1. The plague is now on the list of so-called forgotten diseases. This does not mean that it has disappeared from the face of the planet, no - just that it has been defeated enough that it is no longer a global threat.
2. In the wild, various animals are carriers of the plague. In the temperate zone, these are mostly rodents like gophers and rabbits. There was a local plague outbreak in Mongolia in 2020, the source of which turned out to be a rodent that was eaten by locals who became infected as a result.
Plague has several forms, the main ones being bubonic and pneumonic. In the Middle Ages their mortality rate was about 95-100%, but in our time it has been reduced to about 5-10% due to advances in medicine.

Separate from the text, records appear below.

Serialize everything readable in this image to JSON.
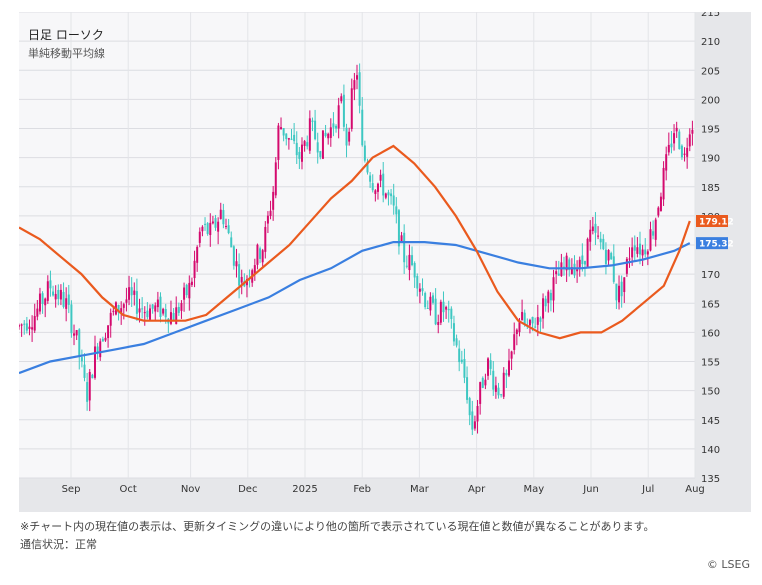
{
  "header": {
    "title": "日足 ローソク",
    "subtitle": "単純移動平均線"
  },
  "footer": {
    "note": "※チャート内の現在値の表示は、更新タイミングの違いにより他の箇所で表示されている現在値と数値が異なることがあります。",
    "status": "通信状況：正常",
    "copyright": "© LSEG"
  },
  "colors": {
    "up": "#d40a6e",
    "down": "#3ec7c2",
    "ma_short": "#ea5a1e",
    "ma_long": "#3a7fe0",
    "plot_bg": "#f7f7f9",
    "frame_bg": "#e6e7ea"
  },
  "chart_data": {
    "type": "candlestick",
    "y_ticks": [
      "135",
      "140",
      "145",
      "150",
      "155",
      "160",
      "165",
      "170",
      "175",
      "180",
      "185",
      "190",
      "195",
      "200",
      "205",
      "210",
      "215"
    ],
    "ylim": [
      135,
      215
    ],
    "x_ticks": [
      "Sep",
      "Oct",
      "Nov",
      "Dec",
      "2025",
      "Feb",
      "Mar",
      "Apr",
      "May",
      "Jun",
      "Jul",
      "Aug"
    ],
    "price_path": [
      {
        "t": 0,
        "v": 161
      },
      {
        "t": 3,
        "v": 163
      },
      {
        "t": 6,
        "v": 168
      },
      {
        "t": 9,
        "v": 165
      },
      {
        "t": 11,
        "v": 159
      },
      {
        "t": 13,
        "v": 149
      },
      {
        "t": 15,
        "v": 158
      },
      {
        "t": 18,
        "v": 163
      },
      {
        "t": 21,
        "v": 166
      },
      {
        "t": 24,
        "v": 164
      },
      {
        "t": 27,
        "v": 164
      },
      {
        "t": 30,
        "v": 163
      },
      {
        "t": 33,
        "v": 168
      },
      {
        "t": 35,
        "v": 178
      },
      {
        "t": 37,
        "v": 177
      },
      {
        "t": 39,
        "v": 181
      },
      {
        "t": 41,
        "v": 174
      },
      {
        "t": 43,
        "v": 168
      },
      {
        "t": 45,
        "v": 172
      },
      {
        "t": 47,
        "v": 175
      },
      {
        "t": 49,
        "v": 185
      },
      {
        "t": 50,
        "v": 196
      },
      {
        "t": 52,
        "v": 193
      },
      {
        "t": 54,
        "v": 190
      },
      {
        "t": 56,
        "v": 195
      },
      {
        "t": 58,
        "v": 192
      },
      {
        "t": 60,
        "v": 195
      },
      {
        "t": 62,
        "v": 199
      },
      {
        "t": 63,
        "v": 193
      },
      {
        "t": 64,
        "v": 200
      },
      {
        "t": 65,
        "v": 205
      },
      {
        "t": 66,
        "v": 191
      },
      {
        "t": 68,
        "v": 186
      },
      {
        "t": 70,
        "v": 185
      },
      {
        "t": 72,
        "v": 181
      },
      {
        "t": 74,
        "v": 173
      },
      {
        "t": 76,
        "v": 171
      },
      {
        "t": 78,
        "v": 166
      },
      {
        "t": 80,
        "v": 163
      },
      {
        "t": 82,
        "v": 164
      },
      {
        "t": 84,
        "v": 158
      },
      {
        "t": 86,
        "v": 151
      },
      {
        "t": 87,
        "v": 143
      },
      {
        "t": 88,
        "v": 147
      },
      {
        "t": 90,
        "v": 155
      },
      {
        "t": 92,
        "v": 150
      },
      {
        "t": 94,
        "v": 152
      },
      {
        "t": 96,
        "v": 163
      },
      {
        "t": 98,
        "v": 160
      },
      {
        "t": 100,
        "v": 163
      },
      {
        "t": 102,
        "v": 167
      },
      {
        "t": 104,
        "v": 170
      },
      {
        "t": 106,
        "v": 172
      },
      {
        "t": 108,
        "v": 171
      },
      {
        "t": 110,
        "v": 177
      },
      {
        "t": 112,
        "v": 175
      },
      {
        "t": 114,
        "v": 172
      },
      {
        "t": 115,
        "v": 166
      },
      {
        "t": 116,
        "v": 168
      },
      {
        "t": 118,
        "v": 176
      },
      {
        "t": 120,
        "v": 174
      },
      {
        "t": 122,
        "v": 178
      },
      {
        "t": 124,
        "v": 187
      },
      {
        "t": 126,
        "v": 195
      },
      {
        "t": 127,
        "v": 193
      },
      {
        "t": 128,
        "v": 190
      },
      {
        "t": 129,
        "v": 196
      }
    ],
    "ma_short": [
      {
        "t": 0,
        "v": 178
      },
      {
        "t": 4,
        "v": 176
      },
      {
        "t": 8,
        "v": 173
      },
      {
        "t": 12,
        "v": 170
      },
      {
        "t": 16,
        "v": 166
      },
      {
        "t": 20,
        "v": 163
      },
      {
        "t": 24,
        "v": 162
      },
      {
        "t": 28,
        "v": 162
      },
      {
        "t": 32,
        "v": 162
      },
      {
        "t": 36,
        "v": 163
      },
      {
        "t": 40,
        "v": 166
      },
      {
        "t": 44,
        "v": 169
      },
      {
        "t": 48,
        "v": 172
      },
      {
        "t": 52,
        "v": 175
      },
      {
        "t": 56,
        "v": 179
      },
      {
        "t": 60,
        "v": 183
      },
      {
        "t": 64,
        "v": 186
      },
      {
        "t": 68,
        "v": 190
      },
      {
        "t": 72,
        "v": 192
      },
      {
        "t": 76,
        "v": 189
      },
      {
        "t": 80,
        "v": 185
      },
      {
        "t": 84,
        "v": 180
      },
      {
        "t": 88,
        "v": 174
      },
      {
        "t": 92,
        "v": 167
      },
      {
        "t": 96,
        "v": 162
      },
      {
        "t": 100,
        "v": 160
      },
      {
        "t": 104,
        "v": 159
      },
      {
        "t": 108,
        "v": 160
      },
      {
        "t": 112,
        "v": 160
      },
      {
        "t": 116,
        "v": 162
      },
      {
        "t": 120,
        "v": 165
      },
      {
        "t": 124,
        "v": 168
      },
      {
        "t": 127,
        "v": 174
      },
      {
        "t": 129,
        "v": 179.12
      }
    ],
    "ma_long": [
      {
        "t": 0,
        "v": 153
      },
      {
        "t": 6,
        "v": 155
      },
      {
        "t": 12,
        "v": 156
      },
      {
        "t": 18,
        "v": 157
      },
      {
        "t": 24,
        "v": 158
      },
      {
        "t": 30,
        "v": 160
      },
      {
        "t": 36,
        "v": 162
      },
      {
        "t": 42,
        "v": 164
      },
      {
        "t": 48,
        "v": 166
      },
      {
        "t": 54,
        "v": 169
      },
      {
        "t": 60,
        "v": 171
      },
      {
        "t": 66,
        "v": 174
      },
      {
        "t": 72,
        "v": 175.5
      },
      {
        "t": 78,
        "v": 175.5
      },
      {
        "t": 84,
        "v": 175
      },
      {
        "t": 90,
        "v": 173.5
      },
      {
        "t": 96,
        "v": 172
      },
      {
        "t": 102,
        "v": 171
      },
      {
        "t": 108,
        "v": 171
      },
      {
        "t": 114,
        "v": 171.5
      },
      {
        "t": 120,
        "v": 172.5
      },
      {
        "t": 126,
        "v": 174
      },
      {
        "t": 129,
        "v": 175.32
      }
    ],
    "month_ticks_t": [
      10,
      21,
      33,
      44,
      55,
      66,
      77,
      88,
      99,
      110,
      121,
      130
    ],
    "last_ma_short": "179.12",
    "last_ma_long": "175.32"
  }
}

4. There is the so-called lightning plague. This is a form of the disease, which develops very rapidly, sometimes from the moment of infection to the moment of death passes less than a day. The mortality rate from it even now is about 100%, since the patient usually simply does not have time to begin treatment.
5. this dreadful disease originated a long time ago. No one knows exactly when, but the oldest annals mentioning it are about 2,000 years old.
6. In the past, the plague has several times caused global pandemics that covered vast areas. During the so-called "Black Death" in the middle of the 14th century, according to various estimates, from 30% to 60% of the total population of Europe died.
7. This disease is caused by bacteria, plague bacilli. These bacteria are relatively young - scientists claim that it evolved from pseudotuberculosis bacillus from two to twenty thousand years ago.
8. There are many thousands of strains of plague bacillus. In Russia alone in just five years, from 2001 to 2006, over 750 different strains were found.
9. Local outbreaks of plague are recorded worldwide every year, but almost always in the same regions. They occur most often in Madagascar, with more than 2,000 people infected there in 2017.
10. There are no vaccines that protect against the plague 100%. More precisely, there are vaccines, but they do not protect against the pneumonic form of the disease. However, those who have experienced and recovered from the plague have a strong immunity to the disease.